Sasseur REIT announced last evening that Hefei Sasseur Commercial Management Co has received notice legal action from Zhongjian Sanju No.2 Construction Engineering Co in China.
The dispute arose out of a disagreement between the sponsor Sasseur Cayman Holding and ZS2 over the final construction sum payable for the Sasseur (Hefei) outlets, which was completed in May 2016.
ZS2 is claiming a sum of RMB 148.4 million ($29.6 million) plus legal costs. ZS2 has sought and obtained interim orders from the court to freeze some of the bank accounts of Sasseur Hefei although the latter has successfully applied to the same courts to lift the freeze on the key bank accounts.
Sasseur REIT’s manager believes there will not be any disruptions to the operations of Sasseur Hefei and Hefei outlets.
Sponsor Sasseur Cayman is also adamant the ZS2 claims are baseless and without merit, and will vigorously defend the case.
In the sale and purchase agreement for the acquisition of Hefei outlets, the sponsor did undertake to indemnify the manager against claims such as construction payables that were not payable for in the SPA.
“An amount of RMB117.5 million was provided for in respect of the construction payables incurred by ZS2, the claim of RMB148.4 million is RMB30.9 million over the amount provided for in the SPA, which we believe will be indemnified by the sponsor,” says the manager of Sasseur REIT.
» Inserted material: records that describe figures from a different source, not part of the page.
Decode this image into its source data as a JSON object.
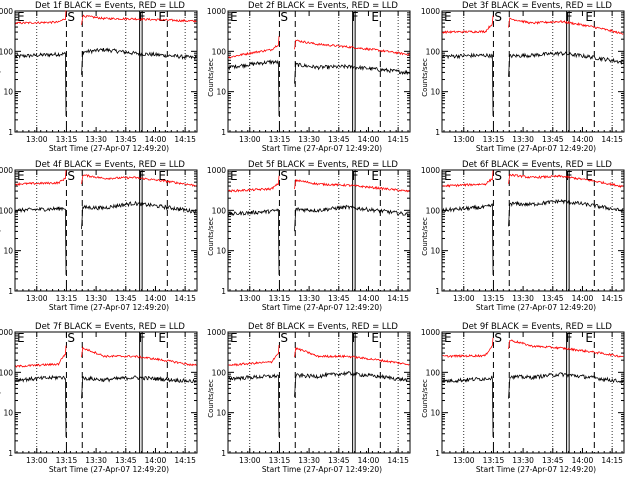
{
  "figure": {
    "x_label": "Start Time (27-Apr-07 12:49:20)",
    "y_label": "Counts/sec",
    "x_tick_labels": [
      "13:00",
      "13:15",
      "13:30",
      "13:45",
      "14:00",
      "14:15"
    ],
    "y_tick_labels": [
      "1",
      "10",
      "100",
      "1000"
    ],
    "marker_labels": [
      "E",
      "S",
      "F",
      "E"
    ],
    "colors": {
      "events": "#000000",
      "lld": "#ff0000"
    }
  },
  "chart_data": [
    {
      "type": "line",
      "title": "Det 1f BLACK = Events, RED = LLD",
      "xlabel": "Start Time (27-Apr-07 12:49:20)",
      "ylabel": "Counts/sec",
      "xlim_min": [
        0,
        92
      ],
      "ylim": [
        1,
        1000
      ],
      "yscale": "log",
      "series": [
        {
          "name": "Events",
          "color": "#000000",
          "values_min": [
            0,
            22,
            30,
            45,
            60,
            90
          ],
          "values": [
            75,
            85,
            90,
            110,
            90,
            70
          ]
        },
        {
          "name": "LLD",
          "color": "#ff0000",
          "values_min": [
            0,
            22,
            30,
            45,
            60,
            90
          ],
          "values": [
            500,
            530,
            800,
            650,
            640,
            560
          ]
        }
      ]
    },
    {
      "type": "line",
      "title": "Det 2f BLACK = Events, RED = LLD",
      "xlabel": "Start Time (27-Apr-07 12:49:20)",
      "ylabel": "Counts/sec",
      "xlim_min": [
        0,
        92
      ],
      "ylim": [
        1,
        1000
      ],
      "yscale": "log",
      "series": [
        {
          "name": "Events",
          "color": "#000000",
          "values_min": [
            0,
            22,
            30,
            45,
            60,
            90
          ],
          "values": [
            40,
            55,
            50,
            40,
            42,
            30
          ]
        },
        {
          "name": "LLD",
          "color": "#ff0000",
          "values_min": [
            0,
            22,
            30,
            45,
            60,
            90
          ],
          "values": [
            70,
            110,
            200,
            150,
            130,
            85
          ]
        }
      ]
    },
    {
      "type": "line",
      "title": "Det 3f BLACK = Events, RED = LLD",
      "xlabel": "Start Time (27-Apr-07 12:49:20)",
      "ylabel": "Counts/sec",
      "xlim_min": [
        0,
        92
      ],
      "ylim": [
        1,
        1000
      ],
      "yscale": "log",
      "series": [
        {
          "name": "Events",
          "color": "#000000",
          "values_min": [
            0,
            22,
            30,
            45,
            60,
            90
          ],
          "values": [
            75,
            80,
            75,
            80,
            90,
            55
          ]
        },
        {
          "name": "LLD",
          "color": "#ff0000",
          "values_min": [
            0,
            22,
            30,
            45,
            60,
            90
          ],
          "values": [
            300,
            310,
            700,
            500,
            550,
            280
          ]
        }
      ]
    },
    {
      "type": "line",
      "title": "Det 4f BLACK = Events, RED = LLD",
      "xlabel": "Start Time (27-Apr-07 12:49:20)",
      "ylabel": "Counts/sec",
      "xlim_min": [
        0,
        92
      ],
      "ylim": [
        1,
        1000
      ],
      "yscale": "log",
      "series": [
        {
          "name": "Events",
          "color": "#000000",
          "values_min": [
            0,
            22,
            30,
            45,
            60,
            90
          ],
          "values": [
            100,
            110,
            120,
            115,
            150,
            95
          ]
        },
        {
          "name": "LLD",
          "color": "#ff0000",
          "values_min": [
            0,
            22,
            30,
            45,
            60,
            90
          ],
          "values": [
            450,
            480,
            800,
            620,
            650,
            420
          ]
        }
      ]
    },
    {
      "type": "line",
      "title": "Det 5f BLACK = Events, RED = LLD",
      "xlabel": "Start Time (27-Apr-07 12:49:20)",
      "ylabel": "Counts/sec",
      "xlim_min": [
        0,
        92
      ],
      "ylim": [
        1,
        1000
      ],
      "yscale": "log",
      "series": [
        {
          "name": "Events",
          "color": "#000000",
          "values_min": [
            0,
            22,
            30,
            45,
            60,
            90
          ],
          "values": [
            80,
            95,
            110,
            100,
            120,
            80
          ]
        },
        {
          "name": "LLD",
          "color": "#ff0000",
          "values_min": [
            0,
            22,
            30,
            45,
            60,
            90
          ],
          "values": [
            300,
            340,
            600,
            450,
            420,
            300
          ]
        }
      ]
    },
    {
      "type": "line",
      "title": "Det 6f BLACK = Events, RED = LLD",
      "xlabel": "Start Time (27-Apr-07 12:49:20)",
      "ylabel": "Counts/sec",
      "xlim_min": [
        0,
        92
      ],
      "ylim": [
        1,
        1000
      ],
      "yscale": "log",
      "series": [
        {
          "name": "Events",
          "color": "#000000",
          "values_min": [
            0,
            22,
            30,
            45,
            60,
            90
          ],
          "values": [
            100,
            120,
            150,
            140,
            170,
            100
          ]
        },
        {
          "name": "LLD",
          "color": "#ff0000",
          "values_min": [
            0,
            22,
            30,
            45,
            60,
            90
          ],
          "values": [
            400,
            450,
            800,
            650,
            700,
            400
          ]
        }
      ]
    },
    {
      "type": "line",
      "title": "Det 7f BLACK = Events, RED = LLD",
      "xlabel": "Start Time (27-Apr-07 12:49:20)",
      "ylabel": "Counts/sec",
      "xlim_min": [
        0,
        92
      ],
      "ylim": [
        1,
        1000
      ],
      "yscale": "log",
      "series": [
        {
          "name": "Events",
          "color": "#000000",
          "values_min": [
            0,
            22,
            30,
            45,
            60,
            90
          ],
          "values": [
            65,
            75,
            75,
            65,
            75,
            60
          ]
        },
        {
          "name": "LLD",
          "color": "#ff0000",
          "values_min": [
            0,
            22,
            30,
            45,
            60,
            90
          ],
          "values": [
            140,
            160,
            450,
            250,
            250,
            150
          ]
        }
      ]
    },
    {
      "type": "line",
      "title": "Det 8f BLACK = Events, RED = LLD",
      "xlabel": "Start Time (27-Apr-07 12:49:20)",
      "ylabel": "Counts/sec",
      "xlim_min": [
        0,
        92
      ],
      "ylim": [
        1,
        1000
      ],
      "yscale": "log",
      "series": [
        {
          "name": "Events",
          "color": "#000000",
          "values_min": [
            0,
            22,
            30,
            45,
            60,
            90
          ],
          "values": [
            70,
            80,
            85,
            80,
            95,
            65
          ]
        },
        {
          "name": "LLD",
          "color": "#ff0000",
          "values_min": [
            0,
            22,
            30,
            45,
            60,
            90
          ],
          "values": [
            150,
            180,
            450,
            250,
            250,
            160
          ]
        }
      ]
    },
    {
      "type": "line",
      "title": "Det 9f BLACK = Events, RED = LLD",
      "xlabel": "Start Time (27-Apr-07 12:49:20)",
      "ylabel": "Counts/sec",
      "xlim_min": [
        0,
        92
      ],
      "ylim": [
        1,
        1000
      ],
      "yscale": "log",
      "series": [
        {
          "name": "Events",
          "color": "#000000",
          "values_min": [
            0,
            22,
            30,
            45,
            60,
            90
          ],
          "values": [
            60,
            70,
            80,
            75,
            90,
            60
          ]
        },
        {
          "name": "LLD",
          "color": "#ff0000",
          "values_min": [
            0,
            22,
            30,
            45,
            60,
            90
          ],
          "values": [
            250,
            260,
            700,
            450,
            400,
            250
          ]
        }
      ]
    }
  ]
}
In a Thursday flash note, DBS Group Research says the legal action arising from a dispute is “unfortunate” but notes that the manager has been “fast in addressing any potential disruptions”.
“As such, as the bank accounts at Sasseur Hefei have been unfrozen,” says lead analyst Derek Tan, “and daily operations should continue without any material disruptions.”
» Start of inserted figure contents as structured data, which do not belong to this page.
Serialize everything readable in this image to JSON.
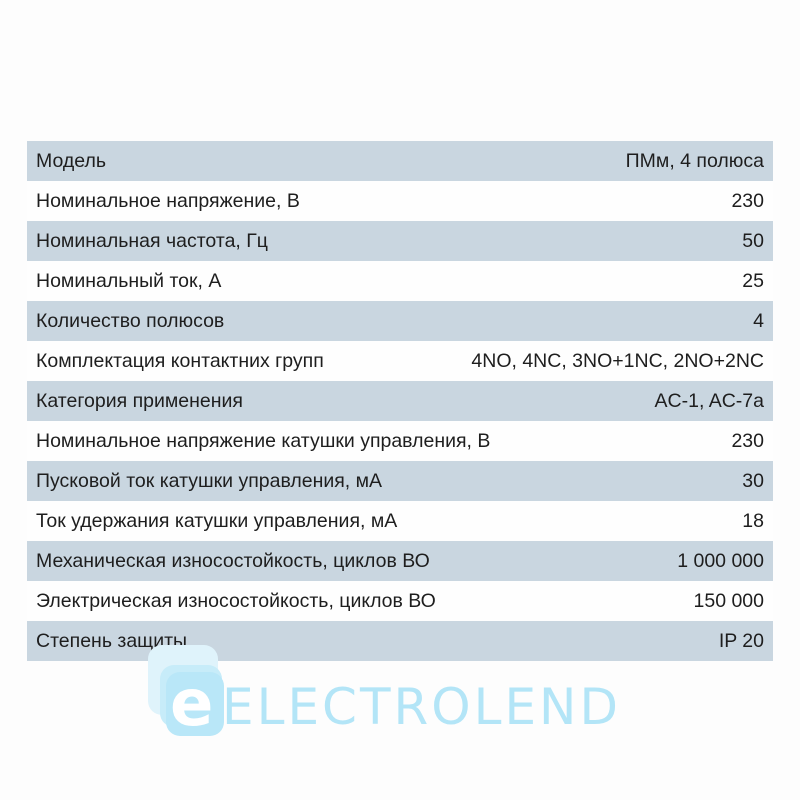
{
  "specs": [
    {
      "label": "Модель",
      "value": "ПМм, 4 полюса"
    },
    {
      "label": "Номинальное напряжение, В",
      "value": "230"
    },
    {
      "label": "Номинальная частота, Гц",
      "value": "50"
    },
    {
      "label": "Номинальный ток, А",
      "value": "25"
    },
    {
      "label": "Количество полюсов",
      "value": "4"
    },
    {
      "label": "Комплектация контактних групп",
      "value": "4NO, 4NC, 3NO+1NC, 2NO+2NC"
    },
    {
      "label": "Категория применения",
      "value": "AC-1, AC-7a"
    },
    {
      "label": "Номинальное напряжение катушки управления, В",
      "value": "230"
    },
    {
      "label": "Пусковой ток катушки управления, мА",
      "value": "30"
    },
    {
      "label": "Ток удержания катушки управления, мА",
      "value": "18"
    },
    {
      "label": "Механическая износостойкость, циклов ВО",
      "value": "1 000 000"
    },
    {
      "label": "Электрическая износостойкость, циклов ВО",
      "value": "150 000"
    },
    {
      "label": "Степень защиты",
      "value": "IP 20"
    }
  ],
  "watermark": {
    "letter": "e",
    "text": "ELECTROLEND"
  },
  "colors": {
    "shaded_row": "#c9d6e0",
    "watermark": "#b3e5f7"
  }
}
In addition, if the REIT is indemnified from the RMB30.9 million in claims, there will “not be material impact to the distributions to the REIT”, adds Tan.
As Hefei mall contribute close to 25%-28% of Sasseur REIT’s cash revenues over FY18F-19F, any potential disruption to cashflows and the ability for the onshore entities to pay tenants and repatriate monies back to unitholders to be declared as distributions in Singapore, will not be viewed positively by investors.
“Newly listed, with a short operating history and looking to mint a track record of solid performance to investors, we believe that the timing of this news might dent investor confidence in the near term,” says Tan.
That said, he believes there should be ample safeguards in place to prevent any impact to distributions.
Year to date, units in Sasseur REIT are down 11% to 72 cents.